Student: Xin (David) Shuai
Mentor(s): Chris Fields, Mark A. Jensen and Pjotr Prins
Project: A BioLib mapping for the libsequence population genetic libraries
BioLib brings together a set of open-source libraries written in C/C++, and makes them available to the higher-level Bio* scripting language toolkits, such as BioPerl and BioPython. Libsequence is a C++ library for population genetic simulation and the evolutionary analysis of molecular data. The goal of my project was to add libseqence into BioLib and build mappings to Perl and Python using a standard framework http://www.swig.org/ (SWIG)].
Student: Kasia Hayden
Mentor(s): Peter Midford, Jim Balhoff
Project: Build a Mesquite package to view Phenex-generated Nexml files
Phenex is a stand-alone tool that assists biological experts in transforming phenotypic characters and character states from phylogenetic data matrices into formal phenotype assertions typed by ontology terms. The goal of my project was to take the annotated character matrices produced by Phenex (exported in NeXML format) and make them viewable in Mesquite, one of the most widely used desktop tools for exploring, visualizing, and analyzing phylogenetic data. The annotations can be viewed both as text, in a footnote box, and in a graphical display.
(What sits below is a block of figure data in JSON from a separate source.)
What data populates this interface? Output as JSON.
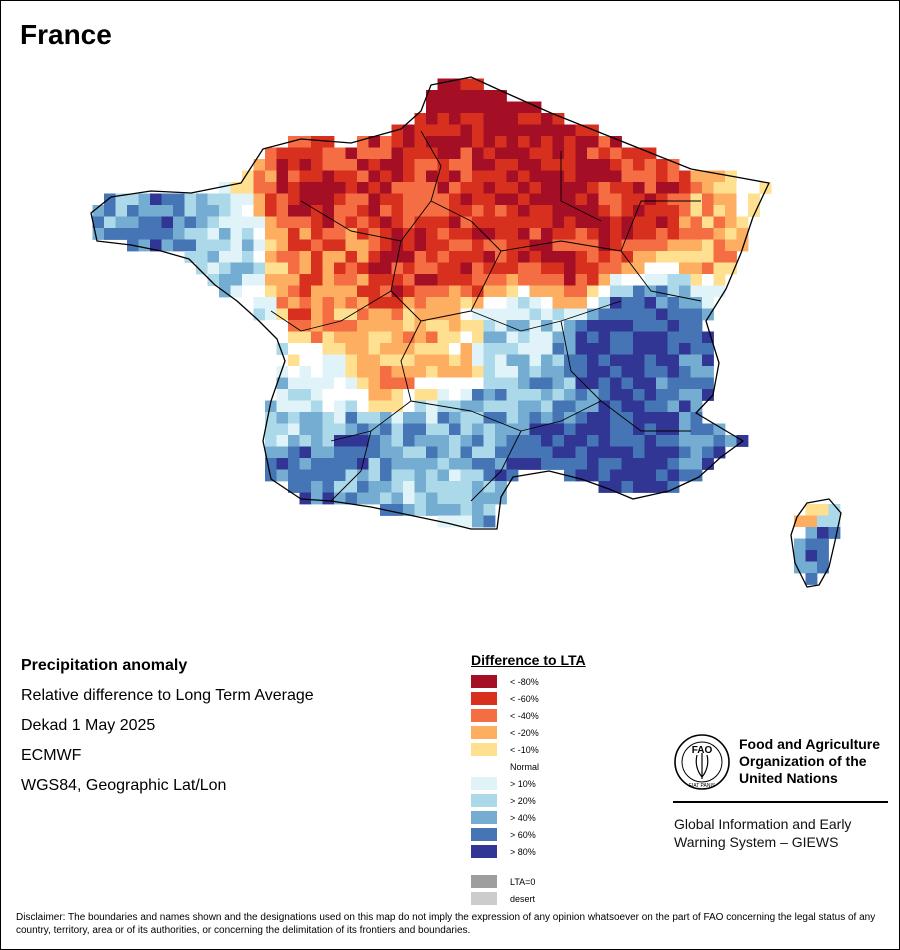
{
  "title": "France",
  "info": {
    "line1": "Precipitation anomaly",
    "line2": "Relative difference to Long Term Average",
    "line3": "Dekad 1 May 2025",
    "line4": "ECMWF",
    "line5": "WGS84, Geographic Lat/Lon"
  },
  "legend": {
    "title": "Difference to LTA",
    "items": [
      {
        "label": "< -80%",
        "color": "#a50f26"
      },
      {
        "label": "< -60%",
        "color": "#d7301f"
      },
      {
        "label": "< -40%",
        "color": "#f46d43"
      },
      {
        "label": "< -20%",
        "color": "#fdae61"
      },
      {
        "label": "< -10%",
        "color": "#fee090"
      },
      {
        "label": "Normal",
        "color": "#ffffff"
      },
      {
        "label": "> 10%",
        "color": "#e0f3f8"
      },
      {
        "label": "> 20%",
        "color": "#abd9e9"
      },
      {
        "label": "> 40%",
        "color": "#74add1"
      },
      {
        "label": "> 60%",
        "color": "#4575b4"
      },
      {
        "label": "> 80%",
        "color": "#313695"
      }
    ],
    "extra": [
      {
        "label": "LTA=0",
        "color": "#9e9e9e"
      },
      {
        "label": "desert",
        "color": "#cccccc"
      }
    ]
  },
  "org": {
    "name_line1": "Food and Agriculture",
    "name_line2": "Organization of the",
    "name_line3": "United Nations",
    "logo_text": "FAO",
    "logo_ring_text": "FIAT PANIS",
    "giews_line1": "Global Information and Early",
    "giews_line2": "Warning System – GIEWS"
  },
  "disclaimer": "Disclaimer: The boundaries and names shown and the designations used on this map do not imply the expression of any opinion whatsoever on the part of FAO concerning the legal status of any country, territory, area or of its authorities, or concerning the delimitation of its frontiers and boundaries."
}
For the latter, I used Graphviz, a general purpose package for drawing graphs in Java.
Student: Dazhi Jiao
Mentor(s): Ryan Scherle, Lucie Chan
Project: PhyloSoC:Enhance the searching functionality of Phylr
Phylr is an implementation of the search functionality described in the emerging PhyloWS “web service” standard for accessing online phylogenetic data resources. My project consisted of enhancing the Phylr service for searching content in a collection of XML files, using a fast text indexing system called Lucene, as well as creating new services for searching relational databases. Specifically, I focused on searching a BioSQL relational database with the PhyloDB extension, because this database is highly flexible in terms of supported metadata and is tightly integrated with the Bio* bioinformatics scripting toolkits. As an initial prototype, I demonstrated how Phylr could search TreeBASE data that has been stored in a BioSQL database.